Posted: Sunday, November 18, 2007 2:04:14 PM

I recently got hired to be an assistant at a very upscale salon and spa.  Before taking the job, I made sure that the salon had a training program/education for their assistants so that they can graduate and become a stylist at the salon.  Well, I also found out that we have to find and bring models in for class and the models or the assistant must pay the salon a service fee for the haircut!! 

So the salon is charging the model for us to learn and practice these haircuts on them.  I always thought that the reason people became assistants, is to learn and be trained by the more seasoned veterans.  So in exchange for education, we agree to be paid minimum wage.  Is is normal for the salon to charge these fees every time we learn a new haircut?  Or is this an unconventional method? 

I would really like to hear your feedback.

Posts: 1174
Platinum Member

Posted: Sunday, November 18, 2007 2:48:15 PM
The challenge nowadays is that companies like Aveda and Bumble & bumble have made an industry out of doing models in a class of a salon.
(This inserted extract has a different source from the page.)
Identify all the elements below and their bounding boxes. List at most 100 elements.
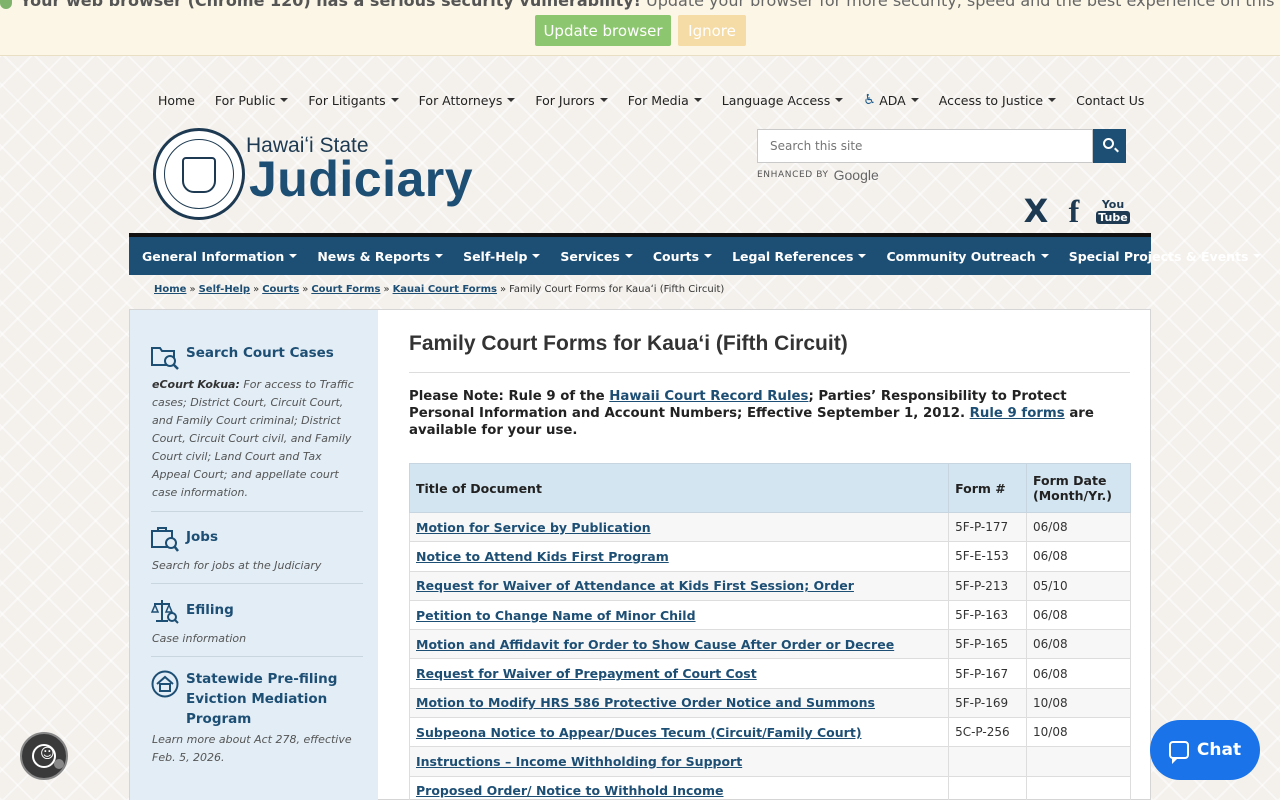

The good thing about this is that your models have a pretty good chance of converting into clients because they PAID for the session, it is my experience 20 years ago it was a very difficult thing to get people to commit to a class because if it is free there must be something wrong with it.

I have a tough time imagining why they would make the student pay, but here goes- They have to pay the stylist/educator to oversee the class and develop the programs necessary for the assistant to develop, most salons don't budget this and it IS quite an investment of hours for someone to commit to. None of the stylists I assisted for were paid for their expertise, but educators can command $100 or more an hour in a professional teaching setting. The money also needs to cover overhead, such as receptionist pay to come in early or leave late while class is in session, and materials like haircolor and class materials.

Honestly, there is no room in today's salon budget to cover this overhead from others salaries, and the color backbar used in a class situation gets very expensive because of mistakes.

There always reasons not to make a larger commitment to your career, ask yourself if this is really a reason to bow out, or commit to the larger picture of how it fits into the grand scheme of your career.

Posts: 1174
Platinum Member

Posted: Sunday, November 18, 2007 2:49:21 PM

Posts: 31

us too
Posted: Tuesday, November 20, 2007 2:28:21 AM
our salon charges a small fee for each model that an apprentice brings in.  as far as I know that's how it's been for years. 

Posts: 4

Posted: Monday, November 26, 2007 12:32:29 AM
most of the time the charge is only for chemical services (color cost etc..) but for hair cuts it could be back bar charge or time being booked out.